Re: Maraton, co poszlo nie tak - czyli szukanie dziury w calym..

: 13 lis 2015, 11:28
autor: kuczi
Sghjwo pisze:Zele od 10km co 5km, na 30 juz mialem dosc wiec jakis banan i woda, raz lub dwa izo. Na koncu juz nawet nie mialem sily pic wody. Niestety bez sniadania :(.
Co znamienne opadlem z sil na 31 km (czyli juz powyzej moich najdluzszych wybiegan, 32,5 bylo raz) i to dosc nagle, bo tempo spadlo mi o 30sek.
Dodatkowo na 28 i 32 byl podbieg na wiadukt, ktory dal mi w kosc. Tu wszedzie jest bardzo plasko i nie ma gdzie trenowac podbiegow.
Jaką masz wagę ?

Ja stosuję żel na 8,16,24 i 32 km poźniej już nie ma sensu. Śniadanie to podstawa. Biała bułka z miodem i banan na 2-3 godziny przed startem a przed 2-3 dni przed startem ładowanie węglowodanami np spaghetti w róznych postaciach :)

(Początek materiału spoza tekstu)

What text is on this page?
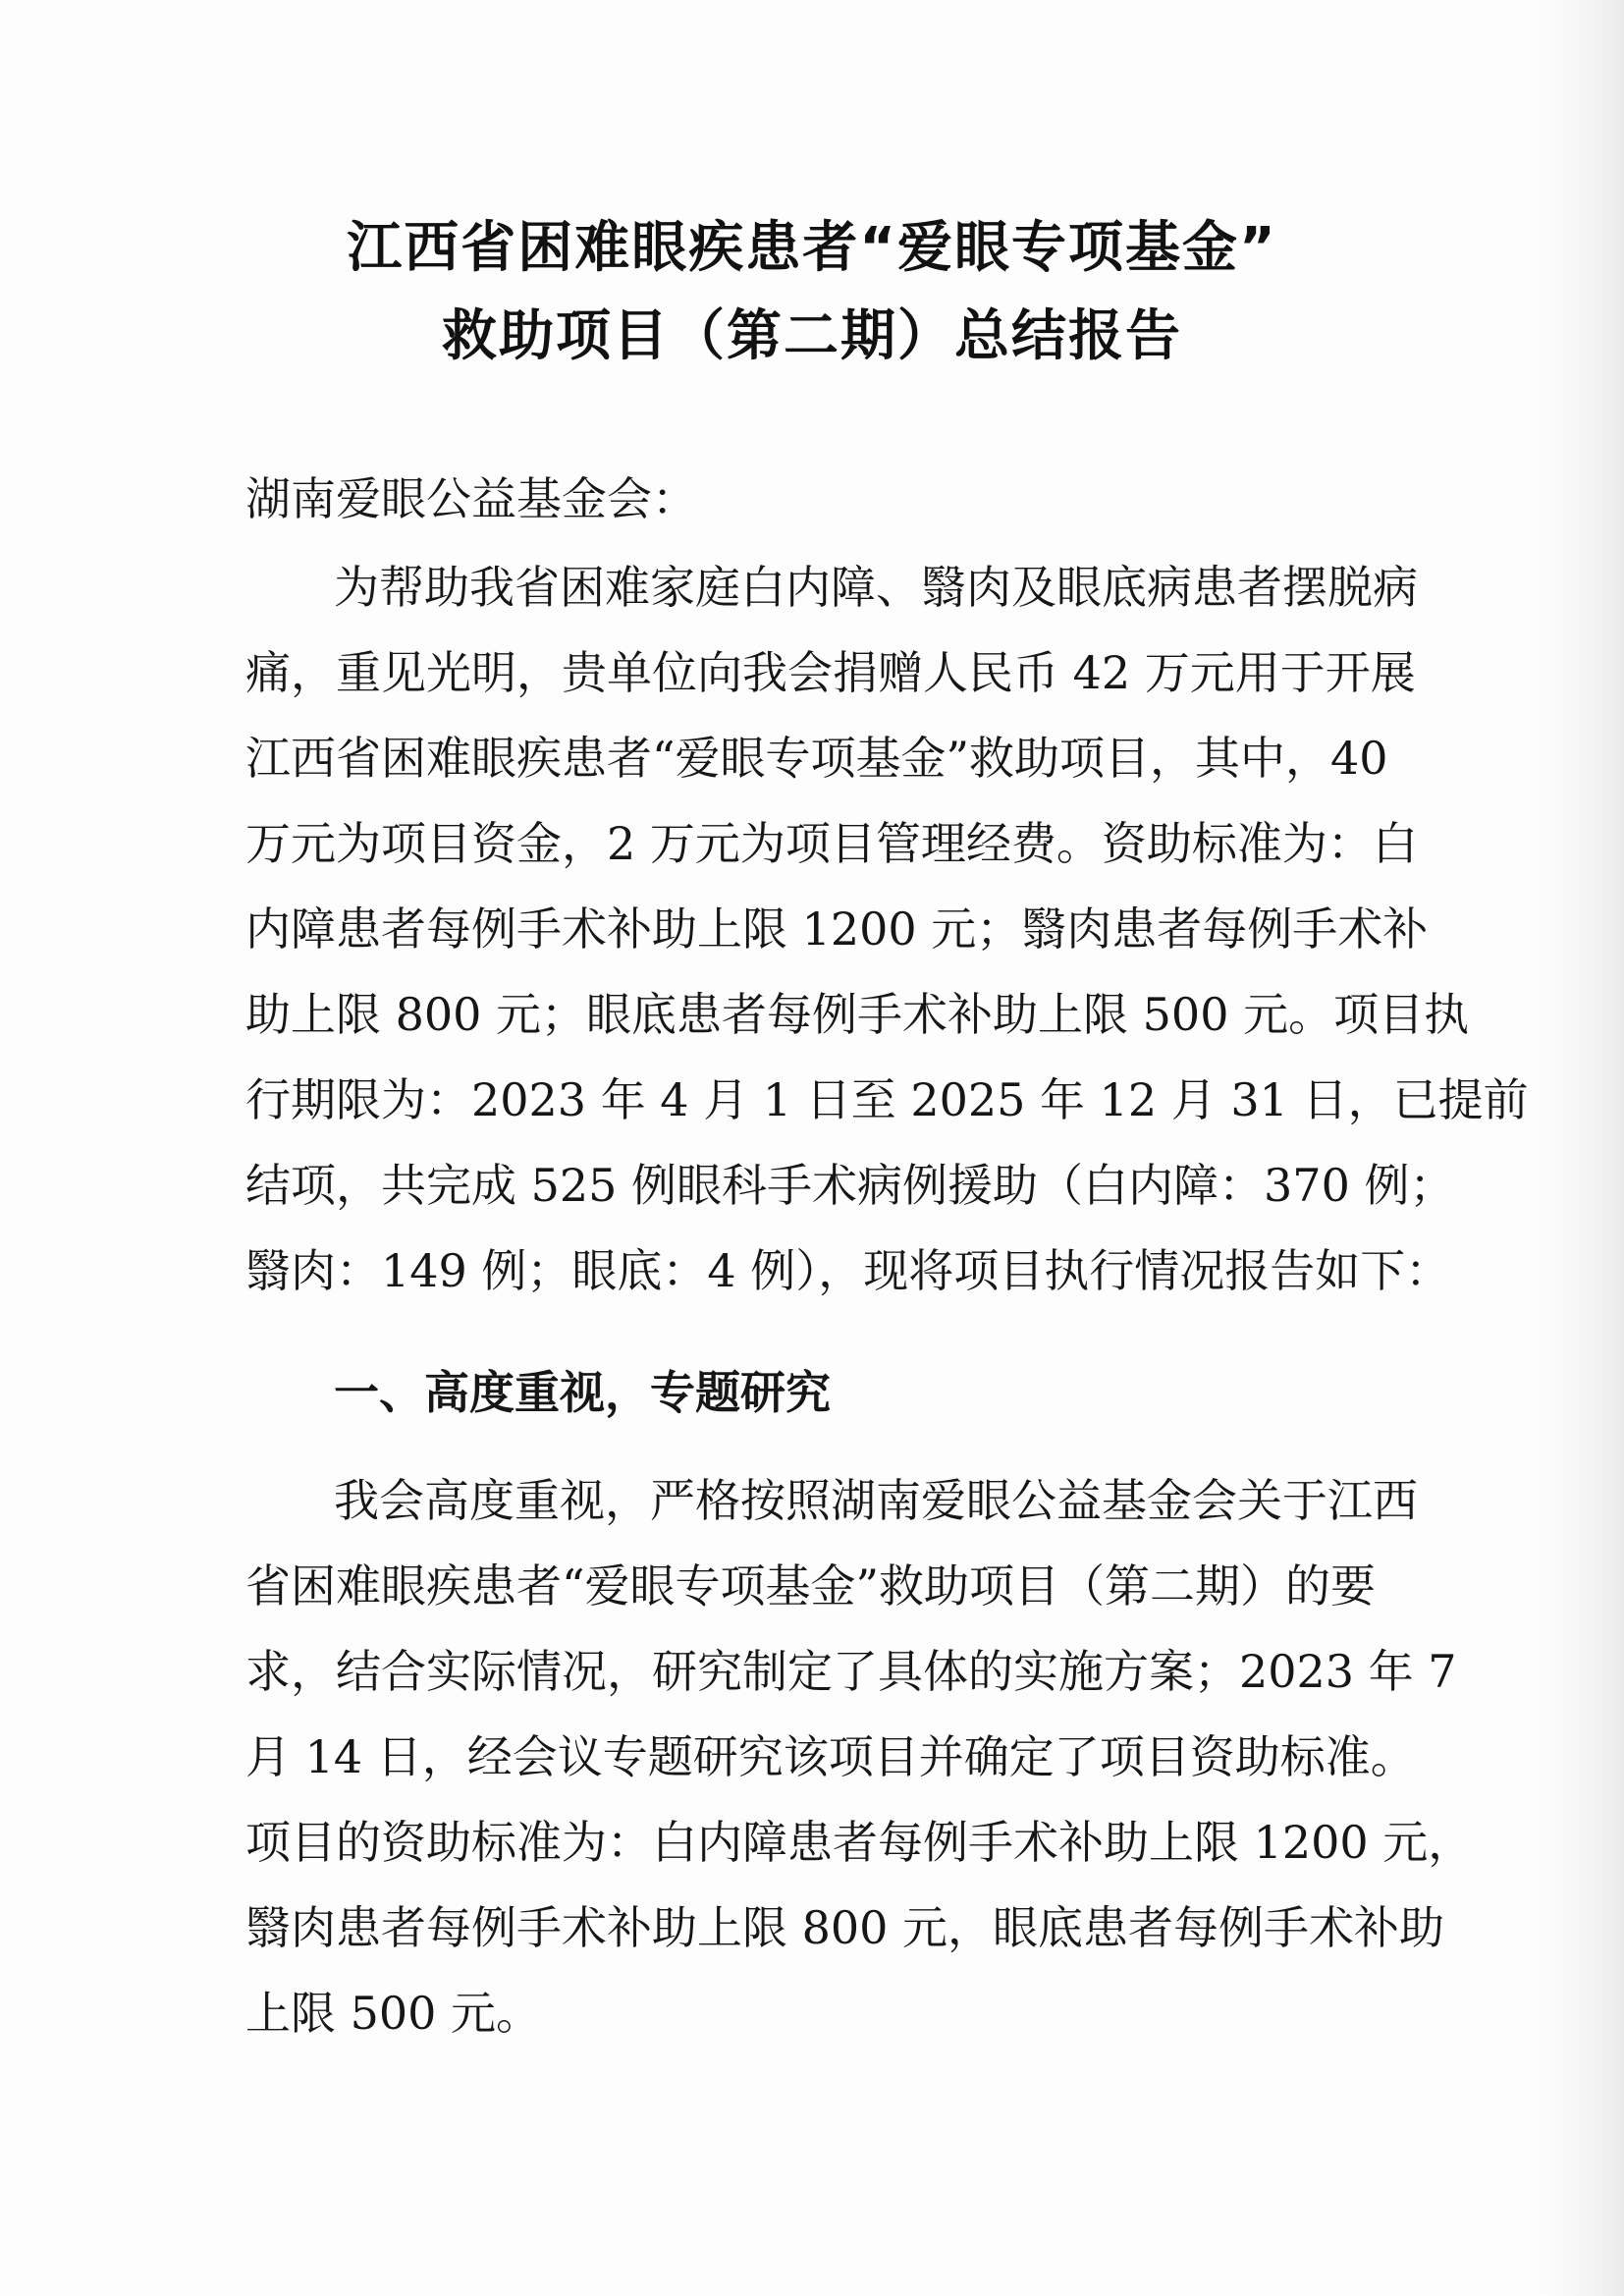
江西省困难眼疾患者“爱眼专项基金”
救助项目（第二期）总结报告
湖南爱眼公益基金会：
为帮助我省困难家庭白内障、翳肉及眼底病患者摆脱病
痛，重见光明，贵单位向我会捐赠人民币 42 万元用于开展
江西省困难眼疾患者“爱眼专项基金”救助项目，其中，40
万元为项目资金，2 万元为项目管理经费。资助标准为：白
内障患者每例手术补助上限 1200 元；翳肉患者每例手术补
助上限 800 元；眼底患者每例手术补助上限 500 元。项目执
行期限为：2023 年 4 月 1 日至 2025 年 12 月 31 日，已提前
结项，共完成 525 例眼科手术病例援助（白内障：370 例；
翳肉：149 例；眼底：4 例），现将项目执行情况报告如下：
一、高度重视，专题研究
我会高度重视，严格按照湖南爱眼公益基金会关于江西
省困难眼疾患者“爱眼专项基金”救助项目（第二期）的要
求，结合实际情况，研究制定了具体的实施方案；2023 年 7
月 14 日，经会议专题研究该项目并确定了项目资助标准。
项目的资助标准为：白内障患者每例手术补助上限 1200 元，
翳肉患者每例手术补助上限 800 元，眼底患者每例手术补助
上限 500 元。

Re: Maraton, co poszlo nie tak - czyli szukanie dziury w calym..

: 13 lis 2015, 12:07
autor: janekowalski
Ja na swoich 2 maratonach żel co 5km - połówka żelu. Ostania połówka gdzieś na 38k. łącznie 4 saszetki. Sam sobie ustal kiedy i jak je chcesz przyjmować na długich wybieganiach. Lekkie śniadanie rano 3:5- 3h przed startem. Nie biegałbym jeszcze dłuższych wybiegań niż 28-30km. Nie powiodło się, trudno się mówi, przepracuj systematycznie pół roku, może to być np Skarżyński którego plany są proste. Nie wiem ile masz lat, ile ważysz jaki masz staż, poza tym czynników mających wpływ może być więcej. Najważniejsze jest to czy wypracowałeś formę. Szczerze mówiąc nie robiłbym tragedii z tego wyniku. Przepracuj solidnie kolejny cykl przygotowawczy i będzie dobrze. Trzymam kciuki!

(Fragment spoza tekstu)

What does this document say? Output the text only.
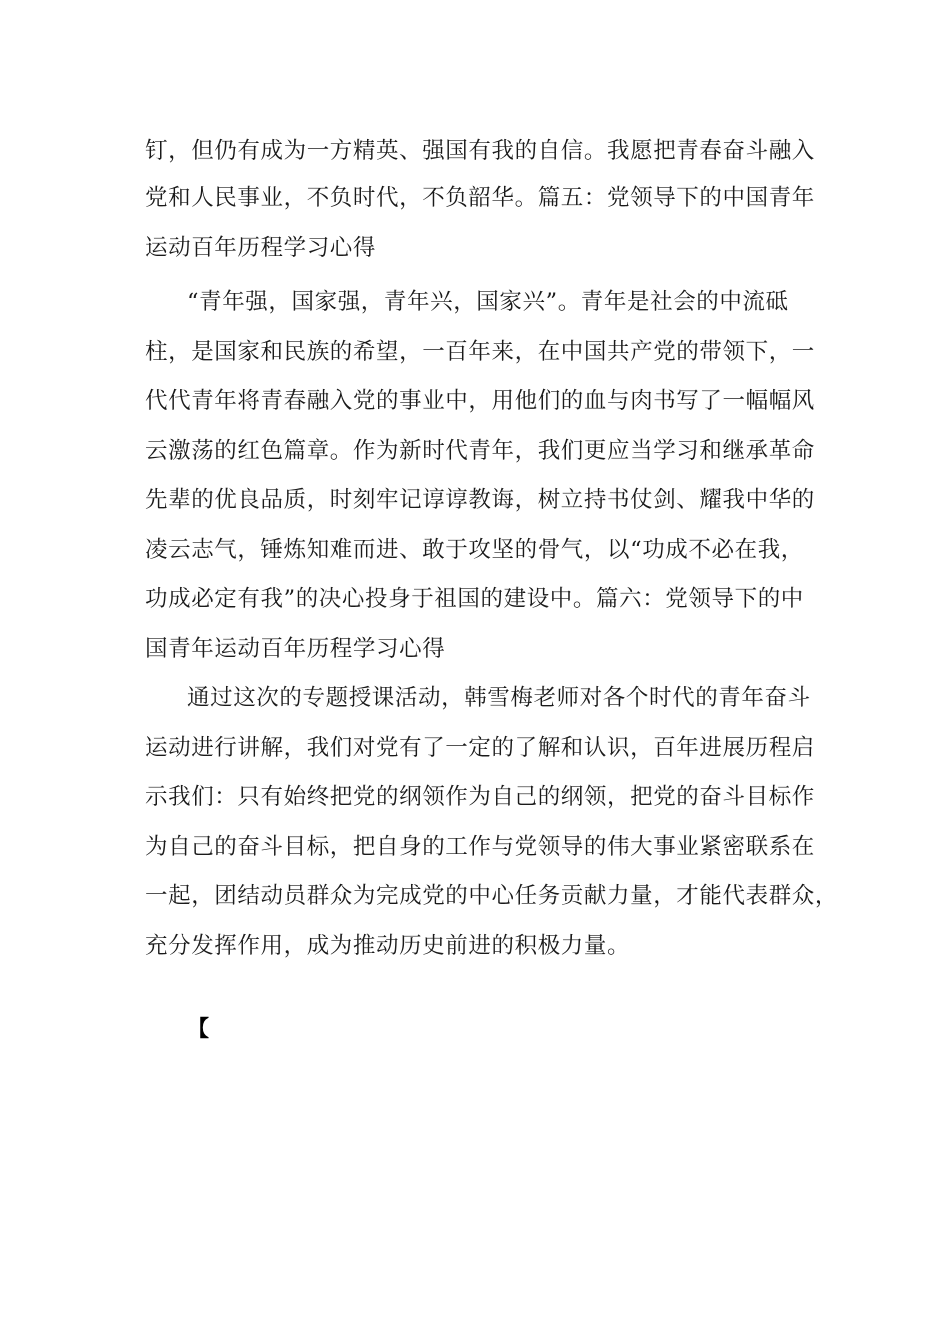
钉，但仍有成为一方精英、强国有我的自信。我愿把青春奋斗融入
党和人民事业，不负时代，不负韶华。篇五：党领导下的中国青年
运动百年历程学习心得
“青年强，国家强，青年兴，国家兴”。青年是社会的中流砥
柱，是国家和民族的希望，一百年来，在中国共产党的带领下，一
代代青年将青春融入党的事业中，用他们的血与肉书写了一幅幅风
云激荡的红色篇章。作为新时代青年，我们更应当学习和继承革命
先辈的优良品质，时刻牢记谆谆教诲，树立持书仗剑、耀我中华的
凌云志气，锤炼知难而进、敢于攻坚的骨气，以“功成不必在我，
功成必定有我”的决心投身于祖国的建设中。篇六：党领导下的中
国青年运动百年历程学习心得
通过这次的专题授课活动，韩雪梅老师对各个时代的青年奋斗
运动进行讲解，我们对党有了一定的了解和认识，百年进展历程启
示我们：只有始终把党的纲领作为自己的纲领，把党的奋斗目标作
为自己的奋斗目标，把自身的工作与党领导的伟大事业紧密联系在
一起，团结动员群众为完成党的中心任务贡献力量，才能代表群众，
充分发挥作用，成为推动历史前进的积极力量。
【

Re: Maraton, co poszlo nie tak - czyli szukanie dziury w calym..

: 13 lis 2015, 16:08
autor: embe
Sghjwo pisze:Plan przerobilem gdzies w 85%, na poczatku sprawialo mi problem utrzymanie tempa ponizej 5min, dluzej niz 7-8km, na koniec planu nie bylo wielkiego problem biec ostatnie 10km (z 25km) z tempem ponizej 5min.
Na co Ci treningi tempem poniżej 5min/km, skoro maraton planujesz ~5:40 ? Ja bym biegał treningi w okolicach 6:00/km. Możliwe, że się zamuliłeś (pomimo małego kilometrażu)

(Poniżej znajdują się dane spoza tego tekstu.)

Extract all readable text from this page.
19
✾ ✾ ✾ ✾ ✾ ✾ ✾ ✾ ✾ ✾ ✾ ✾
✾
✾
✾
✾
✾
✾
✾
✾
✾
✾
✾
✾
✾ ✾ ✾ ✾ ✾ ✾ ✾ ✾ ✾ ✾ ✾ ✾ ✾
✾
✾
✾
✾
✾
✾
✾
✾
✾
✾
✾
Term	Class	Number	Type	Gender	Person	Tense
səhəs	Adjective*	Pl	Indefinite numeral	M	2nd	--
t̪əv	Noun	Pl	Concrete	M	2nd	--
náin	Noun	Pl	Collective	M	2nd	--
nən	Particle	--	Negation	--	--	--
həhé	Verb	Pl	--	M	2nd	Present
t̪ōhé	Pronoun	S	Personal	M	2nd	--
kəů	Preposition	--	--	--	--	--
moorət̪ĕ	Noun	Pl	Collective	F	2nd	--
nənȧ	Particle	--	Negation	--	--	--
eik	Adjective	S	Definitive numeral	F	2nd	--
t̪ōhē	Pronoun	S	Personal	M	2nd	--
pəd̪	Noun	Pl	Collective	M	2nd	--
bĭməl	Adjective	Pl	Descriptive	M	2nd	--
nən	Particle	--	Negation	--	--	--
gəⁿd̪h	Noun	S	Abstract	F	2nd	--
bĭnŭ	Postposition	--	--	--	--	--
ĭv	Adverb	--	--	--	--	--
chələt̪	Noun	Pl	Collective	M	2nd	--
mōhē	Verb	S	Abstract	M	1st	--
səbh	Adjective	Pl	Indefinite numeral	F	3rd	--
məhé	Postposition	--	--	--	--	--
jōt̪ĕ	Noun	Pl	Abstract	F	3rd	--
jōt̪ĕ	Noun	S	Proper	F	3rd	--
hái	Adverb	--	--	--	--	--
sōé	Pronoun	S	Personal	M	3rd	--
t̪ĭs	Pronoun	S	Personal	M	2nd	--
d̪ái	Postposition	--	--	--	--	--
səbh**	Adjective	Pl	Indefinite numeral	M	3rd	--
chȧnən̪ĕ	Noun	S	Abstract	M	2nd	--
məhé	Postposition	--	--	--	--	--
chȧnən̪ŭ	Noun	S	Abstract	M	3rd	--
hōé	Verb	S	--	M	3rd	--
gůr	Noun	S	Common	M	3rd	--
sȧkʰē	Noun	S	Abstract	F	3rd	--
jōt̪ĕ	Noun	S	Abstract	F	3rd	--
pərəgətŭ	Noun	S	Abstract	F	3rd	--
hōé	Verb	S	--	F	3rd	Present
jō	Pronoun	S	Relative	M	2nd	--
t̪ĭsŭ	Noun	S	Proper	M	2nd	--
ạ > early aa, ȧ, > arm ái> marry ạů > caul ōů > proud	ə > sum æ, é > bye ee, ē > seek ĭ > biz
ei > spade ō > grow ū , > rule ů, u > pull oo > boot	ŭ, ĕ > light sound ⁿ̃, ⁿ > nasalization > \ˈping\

Re: Maraton, co poszlo nie tak - czyli szukanie dziury w calym..

: 13 lis 2015, 20:49
autor: janekowalski
embe pisze:
Sghjwo pisze:Plan przerobilem gdzies w 85%, na poczatku sprawialo mi problem utrzymanie tempa ponizej 5min, dluzej niz 7-8km, na koniec planu nie bylo wielkiego problem biec ostatnie 10km (z 25km) z tempem ponizej 5min.
Na co Ci treningi tempem poniżej 5min/km, skoro maraton planujesz ~5:40 ? Ja bym biegał treningi w okolicach 6:00/km. Możliwe, że się zamuliłeś (pomimo małego kilometrażu)
Nie do końca się zgodzę.

Korzystałem wyłącznie ze Skarżyńskiego w swoich przygotowaniach więc nie wiem jak wygląda to w innych planach ale JS w planie na złamanie 4h wskazuje tempo biegu ciągłego na poziomie 5:30-5:25 o ile dobrze pamiętam. Tymczasem moje 80% hrmax w końcowej fazie przygotowań pozwalało mi biegać na poziomie 4.55-5.00 właśnie. Tempo ktore wskazywał JS jako WB2 bylo w rzeczywistości moim OWB. Wspominam o tym dlatego że wielu amatorów (w tym ja) po prostu nie jest wystarczająco wybiegana. To że przykładowo jestem w stanie pobiec 10k poniżej 44 minut niestety nie przełoży się z automatu na teoretyczne 3:30 w maratonie bez odpowiedniej ilosci wybiegań.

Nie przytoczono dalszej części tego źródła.